This topic is one of the most systematically recurring keys in Arkoun’s atlas, because it organizes many of the project’s questions between inherited tradition and the horizon of modern critique. What is meant here is not placing tradition in opposition to modernity as if they were two fixed blocs, but tracing how tradition is reconfigured within the conditions of the present, and how modernity is tested from within Arab-Islamic contexts rather than treated as a ready-made model. For that reason, this topic serves as an entry point for arranging the material that brings together historical criticism, the reform of knowledge, and the rereading of texts and institutions.

This trajectory recurs in many books. In Islamic Thought: Critique and Ijtihad tradition appears as a field that requires freeing the tools of reading and ijtihad. In Where Is Contemporary Islamic Thought? the question is tied to the difficulty of entering modernity from within. And When Islam Awakens addresses the tension between tradition and modernity in the context of religious reform and the plurality of interpretation. As for Battles for Humanism in Islamic Contexts, it links this tension to the question of the human being, education, and plurality.
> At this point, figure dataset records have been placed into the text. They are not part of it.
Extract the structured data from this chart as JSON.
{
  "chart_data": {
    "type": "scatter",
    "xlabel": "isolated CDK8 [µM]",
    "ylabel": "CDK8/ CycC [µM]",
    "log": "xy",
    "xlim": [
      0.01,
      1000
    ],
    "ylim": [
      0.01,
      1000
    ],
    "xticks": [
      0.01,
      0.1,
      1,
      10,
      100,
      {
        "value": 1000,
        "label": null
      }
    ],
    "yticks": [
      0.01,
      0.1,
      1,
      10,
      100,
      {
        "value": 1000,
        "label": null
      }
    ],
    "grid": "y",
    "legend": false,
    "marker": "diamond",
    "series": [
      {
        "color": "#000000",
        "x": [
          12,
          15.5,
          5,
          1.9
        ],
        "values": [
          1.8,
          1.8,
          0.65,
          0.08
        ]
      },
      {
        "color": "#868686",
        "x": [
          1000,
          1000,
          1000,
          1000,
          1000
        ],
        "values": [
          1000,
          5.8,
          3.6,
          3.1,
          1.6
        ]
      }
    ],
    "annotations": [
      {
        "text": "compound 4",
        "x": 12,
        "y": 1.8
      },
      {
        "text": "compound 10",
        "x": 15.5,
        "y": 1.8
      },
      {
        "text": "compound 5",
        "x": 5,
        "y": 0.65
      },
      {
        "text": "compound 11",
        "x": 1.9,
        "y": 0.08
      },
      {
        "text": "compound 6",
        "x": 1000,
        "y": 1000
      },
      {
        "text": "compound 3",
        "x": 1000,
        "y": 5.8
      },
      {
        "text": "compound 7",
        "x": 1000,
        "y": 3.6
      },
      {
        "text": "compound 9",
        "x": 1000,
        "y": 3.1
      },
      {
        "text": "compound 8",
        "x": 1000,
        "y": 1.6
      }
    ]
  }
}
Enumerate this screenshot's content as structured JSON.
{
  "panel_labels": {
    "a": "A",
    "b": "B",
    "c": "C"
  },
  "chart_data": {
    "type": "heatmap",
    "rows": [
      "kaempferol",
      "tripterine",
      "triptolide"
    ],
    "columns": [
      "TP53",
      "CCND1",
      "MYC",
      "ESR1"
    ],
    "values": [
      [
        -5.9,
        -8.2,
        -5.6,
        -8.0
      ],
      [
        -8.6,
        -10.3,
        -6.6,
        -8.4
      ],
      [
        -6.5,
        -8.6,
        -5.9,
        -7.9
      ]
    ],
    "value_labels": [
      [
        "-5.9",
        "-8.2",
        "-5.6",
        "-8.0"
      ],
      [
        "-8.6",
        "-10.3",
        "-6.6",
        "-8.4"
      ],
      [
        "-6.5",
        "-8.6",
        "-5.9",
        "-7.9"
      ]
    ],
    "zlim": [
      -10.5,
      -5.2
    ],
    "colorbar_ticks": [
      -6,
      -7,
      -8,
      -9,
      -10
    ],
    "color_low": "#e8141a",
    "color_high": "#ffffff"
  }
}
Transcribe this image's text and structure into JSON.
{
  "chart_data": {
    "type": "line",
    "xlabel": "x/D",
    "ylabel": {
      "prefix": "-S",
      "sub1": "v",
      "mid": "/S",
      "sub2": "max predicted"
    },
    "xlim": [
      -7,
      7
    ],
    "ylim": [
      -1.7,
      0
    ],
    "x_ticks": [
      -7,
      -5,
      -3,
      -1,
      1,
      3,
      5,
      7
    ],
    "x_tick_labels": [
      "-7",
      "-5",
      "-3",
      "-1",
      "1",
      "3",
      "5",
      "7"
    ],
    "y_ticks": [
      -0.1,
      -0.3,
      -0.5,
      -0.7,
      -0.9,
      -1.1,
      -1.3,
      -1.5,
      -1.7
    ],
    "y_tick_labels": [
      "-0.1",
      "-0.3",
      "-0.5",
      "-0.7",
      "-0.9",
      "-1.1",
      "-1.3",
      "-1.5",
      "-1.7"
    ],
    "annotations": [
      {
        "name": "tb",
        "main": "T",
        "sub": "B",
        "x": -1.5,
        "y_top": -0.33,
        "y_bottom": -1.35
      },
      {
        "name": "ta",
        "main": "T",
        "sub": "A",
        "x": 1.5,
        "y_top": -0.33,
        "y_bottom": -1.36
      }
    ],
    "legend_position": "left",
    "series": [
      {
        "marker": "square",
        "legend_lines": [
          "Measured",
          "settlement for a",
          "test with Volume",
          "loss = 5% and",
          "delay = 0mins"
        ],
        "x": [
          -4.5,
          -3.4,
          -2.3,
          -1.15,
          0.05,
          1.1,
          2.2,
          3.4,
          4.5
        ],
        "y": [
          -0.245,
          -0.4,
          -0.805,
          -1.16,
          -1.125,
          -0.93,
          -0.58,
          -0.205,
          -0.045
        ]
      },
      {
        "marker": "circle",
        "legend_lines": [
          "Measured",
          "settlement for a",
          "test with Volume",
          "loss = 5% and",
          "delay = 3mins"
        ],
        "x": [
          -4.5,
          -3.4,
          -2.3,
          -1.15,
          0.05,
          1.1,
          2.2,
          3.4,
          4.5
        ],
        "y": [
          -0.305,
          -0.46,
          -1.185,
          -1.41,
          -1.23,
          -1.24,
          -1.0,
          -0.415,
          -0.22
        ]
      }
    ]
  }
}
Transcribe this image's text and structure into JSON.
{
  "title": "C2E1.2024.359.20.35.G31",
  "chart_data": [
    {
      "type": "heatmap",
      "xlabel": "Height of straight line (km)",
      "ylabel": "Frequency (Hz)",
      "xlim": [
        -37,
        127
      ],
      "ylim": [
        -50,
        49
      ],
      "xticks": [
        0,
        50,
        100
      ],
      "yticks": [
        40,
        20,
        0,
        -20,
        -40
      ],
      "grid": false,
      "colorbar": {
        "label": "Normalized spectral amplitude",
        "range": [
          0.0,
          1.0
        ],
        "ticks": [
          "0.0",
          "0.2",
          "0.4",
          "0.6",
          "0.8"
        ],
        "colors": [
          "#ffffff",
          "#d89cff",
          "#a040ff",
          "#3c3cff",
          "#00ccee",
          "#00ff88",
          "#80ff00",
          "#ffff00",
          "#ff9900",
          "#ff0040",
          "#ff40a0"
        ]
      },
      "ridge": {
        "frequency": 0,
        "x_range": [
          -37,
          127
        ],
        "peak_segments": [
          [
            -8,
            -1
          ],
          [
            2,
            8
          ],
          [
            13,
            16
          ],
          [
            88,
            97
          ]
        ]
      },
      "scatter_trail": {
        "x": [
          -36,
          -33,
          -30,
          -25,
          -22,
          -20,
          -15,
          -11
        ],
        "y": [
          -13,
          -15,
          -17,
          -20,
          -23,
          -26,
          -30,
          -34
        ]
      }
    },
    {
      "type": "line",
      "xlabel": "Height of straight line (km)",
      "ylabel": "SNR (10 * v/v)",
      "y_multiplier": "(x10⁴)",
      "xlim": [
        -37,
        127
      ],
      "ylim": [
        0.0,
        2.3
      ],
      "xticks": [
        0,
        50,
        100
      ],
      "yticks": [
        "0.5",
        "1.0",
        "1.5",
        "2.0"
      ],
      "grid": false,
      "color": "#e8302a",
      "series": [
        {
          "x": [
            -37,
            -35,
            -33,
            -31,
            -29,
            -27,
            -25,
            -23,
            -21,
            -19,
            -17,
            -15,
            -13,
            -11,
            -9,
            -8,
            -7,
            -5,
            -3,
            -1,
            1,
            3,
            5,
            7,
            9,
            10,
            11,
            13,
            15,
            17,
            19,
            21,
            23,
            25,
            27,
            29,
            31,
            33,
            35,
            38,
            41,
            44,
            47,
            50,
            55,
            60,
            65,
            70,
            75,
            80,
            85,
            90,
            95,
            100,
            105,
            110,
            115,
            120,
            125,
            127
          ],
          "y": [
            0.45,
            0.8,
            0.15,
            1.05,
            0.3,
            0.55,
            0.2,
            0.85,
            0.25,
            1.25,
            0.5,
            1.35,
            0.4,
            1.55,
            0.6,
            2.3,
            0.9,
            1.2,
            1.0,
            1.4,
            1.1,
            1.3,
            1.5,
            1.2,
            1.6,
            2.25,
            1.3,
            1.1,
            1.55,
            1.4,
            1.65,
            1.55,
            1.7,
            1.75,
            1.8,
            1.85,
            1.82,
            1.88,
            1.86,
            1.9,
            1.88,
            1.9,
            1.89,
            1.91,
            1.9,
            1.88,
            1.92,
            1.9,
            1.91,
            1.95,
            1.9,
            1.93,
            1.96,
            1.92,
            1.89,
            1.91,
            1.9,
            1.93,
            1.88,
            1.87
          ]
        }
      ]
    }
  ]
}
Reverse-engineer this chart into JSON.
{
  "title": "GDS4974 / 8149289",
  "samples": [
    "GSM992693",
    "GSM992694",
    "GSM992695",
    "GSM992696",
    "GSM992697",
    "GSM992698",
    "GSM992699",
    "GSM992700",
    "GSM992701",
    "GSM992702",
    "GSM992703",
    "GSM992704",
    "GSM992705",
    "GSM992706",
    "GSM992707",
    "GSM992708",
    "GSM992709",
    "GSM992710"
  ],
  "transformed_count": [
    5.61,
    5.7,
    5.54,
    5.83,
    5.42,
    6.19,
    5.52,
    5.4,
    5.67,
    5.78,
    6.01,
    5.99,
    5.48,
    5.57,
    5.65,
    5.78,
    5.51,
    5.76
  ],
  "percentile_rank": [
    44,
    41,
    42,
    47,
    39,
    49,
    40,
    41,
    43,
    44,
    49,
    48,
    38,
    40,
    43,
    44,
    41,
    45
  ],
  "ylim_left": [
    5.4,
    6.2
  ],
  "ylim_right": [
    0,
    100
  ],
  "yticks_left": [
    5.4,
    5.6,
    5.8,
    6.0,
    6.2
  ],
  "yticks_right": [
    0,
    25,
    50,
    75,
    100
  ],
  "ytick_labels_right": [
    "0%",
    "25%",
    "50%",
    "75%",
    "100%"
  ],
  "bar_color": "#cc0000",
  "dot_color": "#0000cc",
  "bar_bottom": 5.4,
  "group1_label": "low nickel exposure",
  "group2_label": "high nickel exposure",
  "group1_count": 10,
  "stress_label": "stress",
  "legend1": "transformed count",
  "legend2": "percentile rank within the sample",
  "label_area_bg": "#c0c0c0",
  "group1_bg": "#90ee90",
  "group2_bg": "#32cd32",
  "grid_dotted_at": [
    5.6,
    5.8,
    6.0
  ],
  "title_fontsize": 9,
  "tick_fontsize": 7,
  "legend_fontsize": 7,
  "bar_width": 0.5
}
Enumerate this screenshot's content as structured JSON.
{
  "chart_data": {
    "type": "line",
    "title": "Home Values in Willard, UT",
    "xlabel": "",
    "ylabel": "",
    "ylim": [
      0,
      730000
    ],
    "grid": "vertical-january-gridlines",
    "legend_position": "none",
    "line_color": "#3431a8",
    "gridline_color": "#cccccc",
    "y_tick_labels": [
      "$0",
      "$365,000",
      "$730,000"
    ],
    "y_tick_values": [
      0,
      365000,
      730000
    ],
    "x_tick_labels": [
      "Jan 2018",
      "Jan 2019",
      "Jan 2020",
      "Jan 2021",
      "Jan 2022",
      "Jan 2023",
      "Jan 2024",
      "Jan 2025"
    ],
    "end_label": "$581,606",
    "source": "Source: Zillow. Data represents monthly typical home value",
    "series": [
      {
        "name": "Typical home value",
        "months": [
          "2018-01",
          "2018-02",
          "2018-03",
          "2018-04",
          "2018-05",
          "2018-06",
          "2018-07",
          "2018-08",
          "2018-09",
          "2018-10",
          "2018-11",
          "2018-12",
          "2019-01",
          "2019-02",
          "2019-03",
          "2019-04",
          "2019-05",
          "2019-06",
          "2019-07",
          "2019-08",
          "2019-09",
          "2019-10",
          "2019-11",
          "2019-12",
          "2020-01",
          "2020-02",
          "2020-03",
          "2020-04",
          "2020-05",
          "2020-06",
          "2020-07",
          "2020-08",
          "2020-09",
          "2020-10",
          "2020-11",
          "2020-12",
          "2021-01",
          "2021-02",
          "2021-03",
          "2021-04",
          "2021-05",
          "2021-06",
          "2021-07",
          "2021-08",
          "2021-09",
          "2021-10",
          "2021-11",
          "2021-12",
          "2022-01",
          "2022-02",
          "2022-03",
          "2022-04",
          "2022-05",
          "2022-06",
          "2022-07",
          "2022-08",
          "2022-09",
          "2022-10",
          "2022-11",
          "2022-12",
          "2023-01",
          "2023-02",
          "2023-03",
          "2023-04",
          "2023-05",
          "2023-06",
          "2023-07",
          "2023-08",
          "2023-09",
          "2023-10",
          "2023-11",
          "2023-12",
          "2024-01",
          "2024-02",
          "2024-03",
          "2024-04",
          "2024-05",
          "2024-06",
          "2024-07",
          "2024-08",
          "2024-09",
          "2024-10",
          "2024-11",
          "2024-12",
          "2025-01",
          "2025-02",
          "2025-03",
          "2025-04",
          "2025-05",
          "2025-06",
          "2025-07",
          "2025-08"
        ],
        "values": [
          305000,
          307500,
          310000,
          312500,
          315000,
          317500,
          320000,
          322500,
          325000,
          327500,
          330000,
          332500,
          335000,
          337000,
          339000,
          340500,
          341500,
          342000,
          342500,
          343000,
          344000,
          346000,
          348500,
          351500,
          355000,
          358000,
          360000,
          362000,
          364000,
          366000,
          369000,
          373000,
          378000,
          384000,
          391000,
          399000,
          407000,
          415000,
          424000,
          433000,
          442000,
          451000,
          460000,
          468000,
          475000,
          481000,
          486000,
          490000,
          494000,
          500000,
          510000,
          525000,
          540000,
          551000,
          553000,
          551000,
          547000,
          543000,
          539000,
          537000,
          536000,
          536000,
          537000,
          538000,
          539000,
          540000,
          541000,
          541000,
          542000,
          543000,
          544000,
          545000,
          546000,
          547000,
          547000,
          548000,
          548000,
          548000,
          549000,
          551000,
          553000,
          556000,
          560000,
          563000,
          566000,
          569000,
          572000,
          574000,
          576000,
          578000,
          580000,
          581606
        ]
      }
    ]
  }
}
In From Manhattan to Baghdad the political dimension of this tension emerges when global violence meets the crisis of local modernization.

Related concepts include: tradition, modernity, historicity, humanism, and applied Islamology. These concepts help show that tradition in Arkoun is not a preserved, static entity, and that modernity is not a direct import but a critical horizon that requires rebuilding the epistemic mediations.

The paths associated with this topic are clear in Text and History and A Quick Introduction to Arkoun, because they connect historical reading with conceptual critique. It is also useful to consult Power and Knowledge, since for Arkoun the tension between tradition and modernity is inseparable from the question of who has the right to interpret, and who determines the conditions of renewal.